Такими мечтами тешила она свою гордость. Иногда картины менялись: то она бросалась в огонь, чтобы вытащить оттуда забытое дитя; то ныряла в шлюзы канала спасать мальчика, которого схватила судорога, то выхватывала из-под ног мчавшейся лошади маленького ребенка, еле начинающего ходить. Воображение делало ей доступным все.

И все-таки, в конце концов, тоска по воскресному миру вспыхнула в ней с новой силой. Она почувствовала сильнейшее тяготение к Христу, чтобы под его охраной приютиться и согреться. Но как это объединить с деловой, будничной жизнью и что значит, что Христос прижмет ее к своей груди, как мать младенца? О, как хорошо крепко прижаться к его груди и найти там успокоение! Какое это блаженство! От страстного желания она вся задрожала. Если бы на самом деле она могла пойти к нему, положить свою голову ему на плечо, почувствовать, что ее ласкают, как ребенка, и испытать настоящее успокоение!

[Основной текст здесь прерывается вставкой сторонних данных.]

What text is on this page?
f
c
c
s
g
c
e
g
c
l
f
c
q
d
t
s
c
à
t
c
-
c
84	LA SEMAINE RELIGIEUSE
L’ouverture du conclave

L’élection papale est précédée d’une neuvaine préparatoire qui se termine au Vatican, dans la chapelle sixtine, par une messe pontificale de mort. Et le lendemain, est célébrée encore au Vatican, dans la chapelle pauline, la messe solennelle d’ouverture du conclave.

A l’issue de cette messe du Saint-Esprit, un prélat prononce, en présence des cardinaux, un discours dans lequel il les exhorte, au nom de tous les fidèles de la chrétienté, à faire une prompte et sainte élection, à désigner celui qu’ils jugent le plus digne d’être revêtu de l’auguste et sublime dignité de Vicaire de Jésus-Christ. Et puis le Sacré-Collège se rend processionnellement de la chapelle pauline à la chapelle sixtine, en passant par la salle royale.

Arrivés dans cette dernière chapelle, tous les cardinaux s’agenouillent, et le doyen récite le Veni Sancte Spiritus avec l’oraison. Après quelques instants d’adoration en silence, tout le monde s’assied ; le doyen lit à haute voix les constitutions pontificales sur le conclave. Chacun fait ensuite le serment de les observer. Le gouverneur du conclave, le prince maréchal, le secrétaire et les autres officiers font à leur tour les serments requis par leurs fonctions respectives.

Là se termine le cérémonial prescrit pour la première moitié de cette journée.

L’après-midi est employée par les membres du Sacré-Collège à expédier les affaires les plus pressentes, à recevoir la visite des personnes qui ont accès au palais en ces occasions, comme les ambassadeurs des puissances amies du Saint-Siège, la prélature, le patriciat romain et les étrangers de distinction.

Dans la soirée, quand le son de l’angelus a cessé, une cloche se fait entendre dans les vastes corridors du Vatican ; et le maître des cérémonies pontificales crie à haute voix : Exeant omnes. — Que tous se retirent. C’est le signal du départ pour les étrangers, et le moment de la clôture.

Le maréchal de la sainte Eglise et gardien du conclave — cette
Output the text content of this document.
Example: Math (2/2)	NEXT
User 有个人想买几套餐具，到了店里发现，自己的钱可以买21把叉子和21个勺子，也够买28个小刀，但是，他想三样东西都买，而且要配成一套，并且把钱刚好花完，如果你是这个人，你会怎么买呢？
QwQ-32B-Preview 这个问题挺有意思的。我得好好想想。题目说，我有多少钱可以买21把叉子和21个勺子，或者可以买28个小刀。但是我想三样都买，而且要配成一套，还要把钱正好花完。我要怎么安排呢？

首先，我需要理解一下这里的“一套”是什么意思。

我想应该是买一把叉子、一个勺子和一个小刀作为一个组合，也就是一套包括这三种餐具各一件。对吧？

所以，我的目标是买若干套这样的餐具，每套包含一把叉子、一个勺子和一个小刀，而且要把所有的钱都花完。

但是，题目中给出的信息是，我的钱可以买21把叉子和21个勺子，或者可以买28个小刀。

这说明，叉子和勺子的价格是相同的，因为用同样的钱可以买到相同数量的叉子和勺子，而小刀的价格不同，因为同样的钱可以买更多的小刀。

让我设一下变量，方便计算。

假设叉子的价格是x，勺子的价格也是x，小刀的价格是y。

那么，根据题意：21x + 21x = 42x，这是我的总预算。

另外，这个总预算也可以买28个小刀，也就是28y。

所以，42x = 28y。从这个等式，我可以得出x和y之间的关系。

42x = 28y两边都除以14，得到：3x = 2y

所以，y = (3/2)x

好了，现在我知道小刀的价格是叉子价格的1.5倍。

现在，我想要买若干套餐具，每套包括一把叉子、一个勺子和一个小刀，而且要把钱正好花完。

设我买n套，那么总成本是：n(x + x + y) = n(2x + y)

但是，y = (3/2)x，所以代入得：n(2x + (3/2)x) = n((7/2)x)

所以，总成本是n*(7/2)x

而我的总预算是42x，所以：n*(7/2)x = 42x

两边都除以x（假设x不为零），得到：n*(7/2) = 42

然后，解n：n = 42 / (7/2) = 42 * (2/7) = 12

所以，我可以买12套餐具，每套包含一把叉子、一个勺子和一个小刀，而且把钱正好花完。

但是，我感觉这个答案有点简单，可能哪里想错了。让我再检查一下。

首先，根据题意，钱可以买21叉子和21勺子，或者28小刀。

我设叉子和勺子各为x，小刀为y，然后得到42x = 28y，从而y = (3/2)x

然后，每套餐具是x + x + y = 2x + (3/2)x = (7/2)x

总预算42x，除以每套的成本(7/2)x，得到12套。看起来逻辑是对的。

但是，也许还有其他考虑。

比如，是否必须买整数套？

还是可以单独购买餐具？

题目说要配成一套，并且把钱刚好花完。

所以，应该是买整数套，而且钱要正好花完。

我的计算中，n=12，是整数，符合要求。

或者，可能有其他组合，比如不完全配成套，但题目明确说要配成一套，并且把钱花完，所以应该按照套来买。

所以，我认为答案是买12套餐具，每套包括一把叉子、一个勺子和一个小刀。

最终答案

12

Она бродила вся охваченная пылом своих религиозных стремлений. Ей хотелось почувствовать на себе нежную любовь Иисуса, выразить ему свои чувства и получить такой же ответ. Целыми неделями она ходила восторженная.

Но в глубине души она не могла не ощущать, что это ложь, и что страсть к Иисусу служит ей просто чувственным удовлетворением. Но как освободиться от этого? Она понимала, что совсем запуталась.

Она возненавидела себя, ей хотелось растоптать, раздавить себя, уничтожить окончательно. Это религия ввела ее в такое заблуждение, и все чувство ненависти устремилось на религию. Всё и все были виноваты в ее положении; она стремилась стать безразличной, суровой, жестокой ко всему, за исключением того, в чем она нуждалась, что могло дать ей немедленное удовлетворение. Она поняла, что в ее чувстве к Иисусу кроется сентиментальность, и возненавидела ее со всей горечью осознанной ею беспомощности.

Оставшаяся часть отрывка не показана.